COMMISSARIAT : Laure Boucomont & Elora Weill-Engerer

AVEC : aurèce vettier, Alice Bandini, Marguerite Bornhauser, Anne Commet, Léa Dumayet, Suzanne Husky, Anaïs Lelièvre, Jules Lobgeois, Noémie Niddam Hosoi, Sepa, Lise Thiollier

“Je chante les moissons :
je dirai sous quel signe
Il faut ouvrir la terre et marier la vigne”
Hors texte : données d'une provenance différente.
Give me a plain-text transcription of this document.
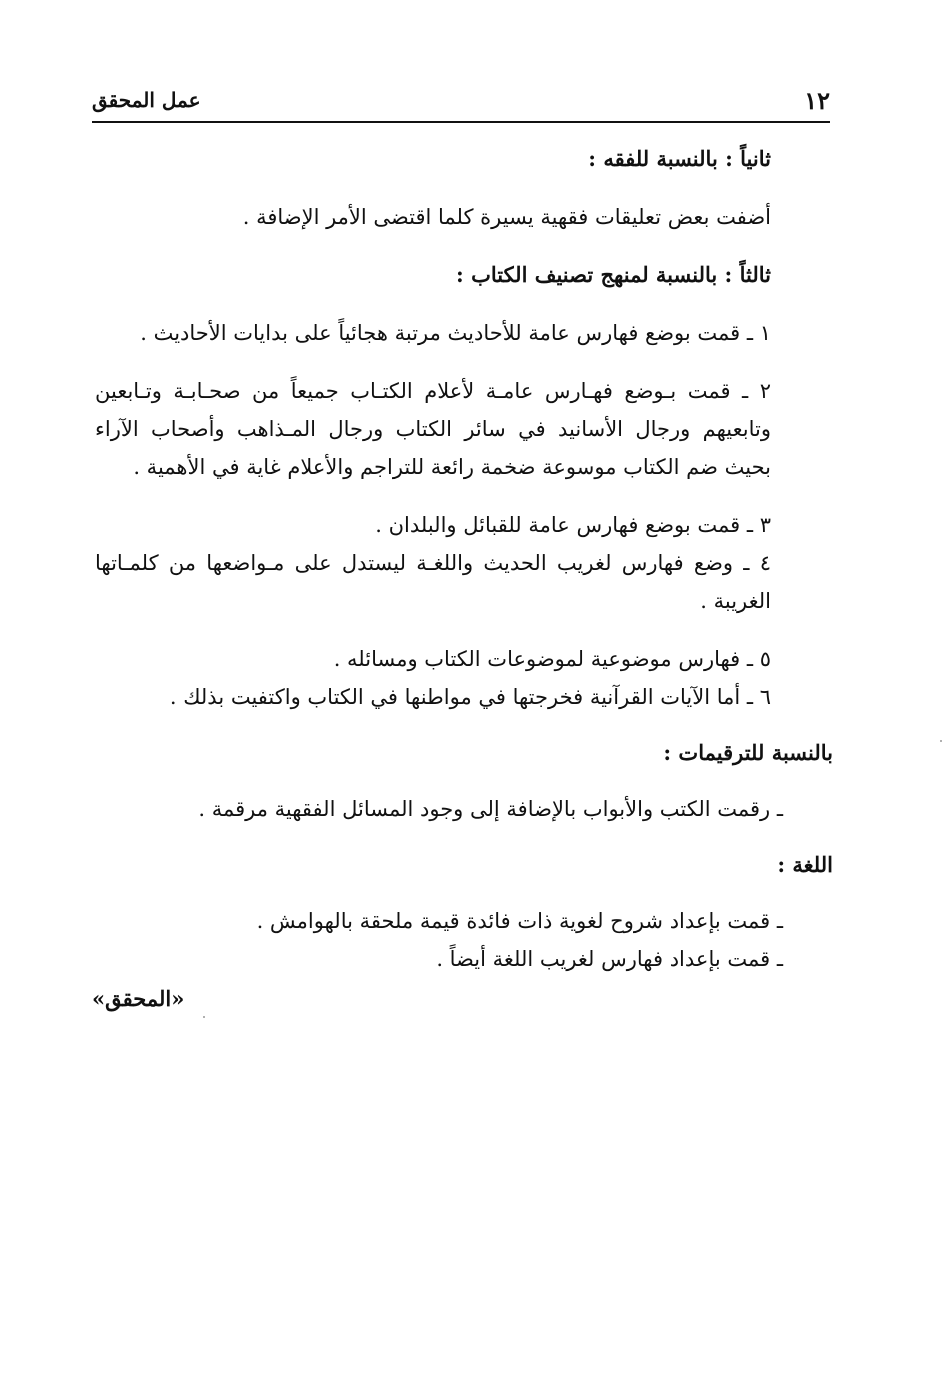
١٢
عمل المحقق

ثانياً : بالنسبة للفقه :

أضفت بعض تعليقات فقهية يسيرة كلما اقتضى الأمر الإضافة .

ثالثاً : بالنسبة لمنهج تصنيف الكتاب :

١ ـ قمت بوضع فهارس عامة للأحاديث مرتبة هجائياً على بدايات الأحاديث .

٢ ـ قمت بـوضع فهـارس عامـة لأعلام الكتـاب جميعاً من صحـابـة وتـابعين وتابعيهم ورجال الأسانيد في سائر الكتاب ورجال المـذاهب وأصحاب الآراء بحيث ضم الكتاب موسوعة ضخمة رائعة للتراجم والأعلام غاية في الأهمية .

٣ ـ قمت بوضع فهارس عامة للقبائل والبلدان .

٤ ـ وضع فهارس لغريب الحديث واللغـة ليستدل على مـواضعها من كلمـاتها الغريبة .

٥ ـ فهارس موضوعية لموضوعات الكتاب ومسائله .

٦ ـ أما الآيات القرآنية فخرجتها في مواطنها في الكتاب واكتفيت بذلك .

بالنسبة للترقيمات :

ـ رقمت الكتب والأبواب بالإضافة إلى وجود المسائل الفقهية مرقمة .

اللغة :

ـ قمت بإعداد شروح لغوية ذات فائدة قيمة ملحقة بالهوامش .

ـ قمت بإعداد فهارس لغريب اللغة أيضاً .

«المحقق»
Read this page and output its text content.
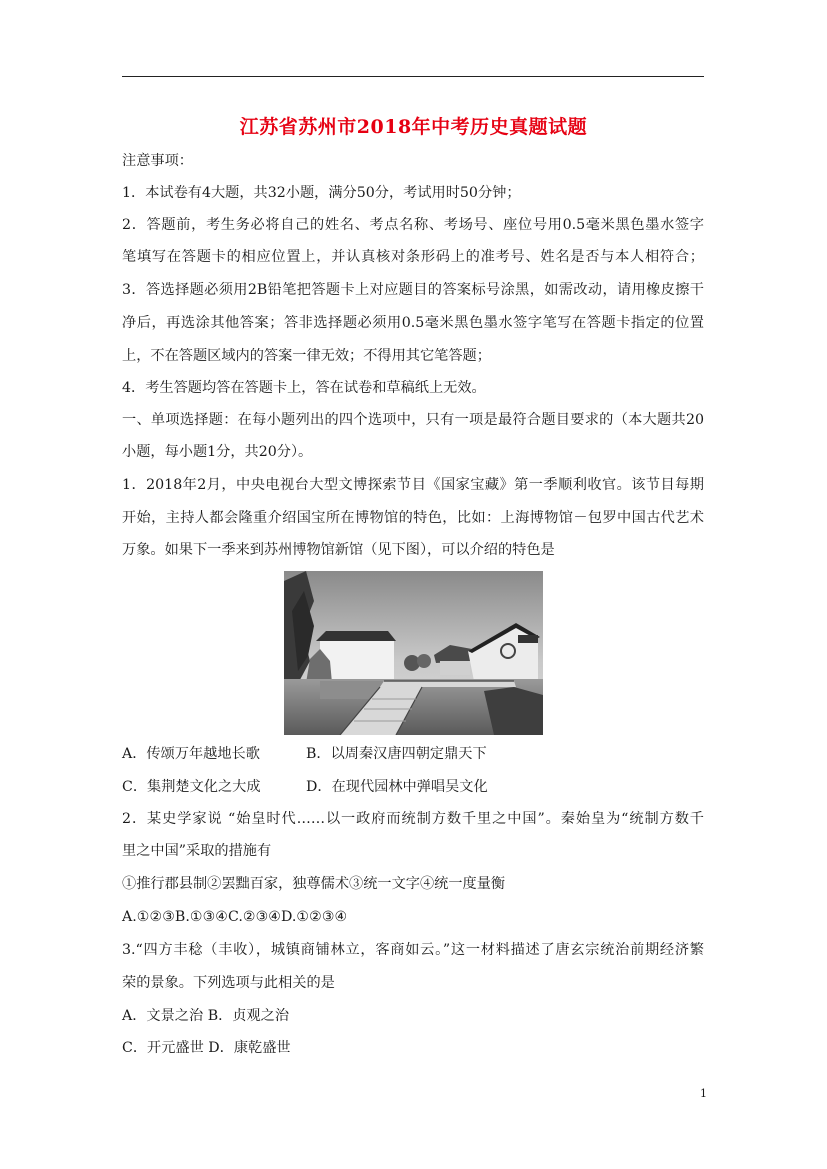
江苏省苏州市2018年中考历史真题试题
注意事项：
1．本试卷有4大题，共32小题，满分50分，考试用时50分钟；
2．答题前，考生务必将自己的姓名、考点名称、考场号、座位号用0.5毫米黑色墨水签字
笔填写在答题卡的相应位置上，并认真核对条形码上的准考号、姓名是否与本人相符合；
3．答选择题必须用2B铅笔把答题卡上对应题目的答案标号涂黑，如需改动，请用橡皮擦干
净后，再选涂其他答案；答非选择题必须用0.5毫米黑色墨水签字笔写在答题卡指定的位置
上，不在答题区域内的答案一律无效；不得用其它笔答题；
4．考生答题均答在答题卡上，答在试卷和草稿纸上无效。
一、单项选择题：在每小题列出的四个选项中，只有一项是最符合题目要求的（本大题共20
小题，每小题1分，共20分）。
1．2018年2月，中央电视台大型文博探索节目《国家宝藏》第一季顺利收官。该节目每期
开始，主持人都会隆重介绍国宝所在博物馆的特色，比如：上海博物馆－包罗中国古代艺术
万象。如果下一季来到苏州博物馆新馆（见下图），可以介绍的特色是
A．传颂万年越地长歌	B．以周秦汉唐四朝定鼎天下
C．集荆楚文化之大成	D．在现代园林中弹唱吴文化
2．某史学家说 “始皇时代……以一政府而统制方数千里之中国”。秦始皇为“统制方数千
里之中国”采取的措施有
①推行郡县制②罢黜百家，独尊儒术③统一文字④统一度量衡
A.①②③B.①③④C.②③④D.①②③④
3.“四方丰稔（丰收），城镇商铺林立，客商如云。”这一材料描述了唐玄宗统治前期经济繁
荣的景象。下列选项与此相关的是
A．文景之治 B．贞观之治
C．开元盛世 D．康乾盛世
1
Virgile, Les Géorgiques, Livre I 


Il en va, dans certaines formes artistiques, d’une énergie du labour. D’abord associés à la pesanteur, les sillons sont « lourds », par analogie avec la figure peu poétique du bœuf, creusant les champs de sa masse. L’image se retrouve dans le boustrophédon, terme désignant un mode d’écriture archaïque dans lequel les lignes sont tracées alternativement de gauche à droite puis de droite à gauche, comme le bœuf labourant la terre. L’antique écriture des Grecs aurait suivi ce modèle-ci : « Ensuite ils s'avisèrent d'écrire par sillons, c'est-à-dire en retournant de la gauche à la droite, puis de la droite à la gauche alternativement » (Rousseau, Essai sur l’origine des langues, 5). Le creusement de la matière s’effectue sur la durée : en est-il de même pour l’artiste, qui ne travaillerait pas d’un jet mais par circonvolutions ? Serait-ce parce que la réalisation de l'œuvre a pris du temps que davantage de temps est donné à son observation ? Dans la lenteur apparente contenue dans l’image du sillon, les choses se font pas à pas. D’une manière similaire, certaines formes poétiques et plastiques appellent une germination : regarder l'œuvre en train de se faire, l’apprêter comme on défriche son lopin de terre.


 


La moitié des bénéfices générés par la vente des œuvres d’art est reversée à l’association Fertile Art afin de financer le budget de production des résidences d’artistes organisées au Domaine de Toury.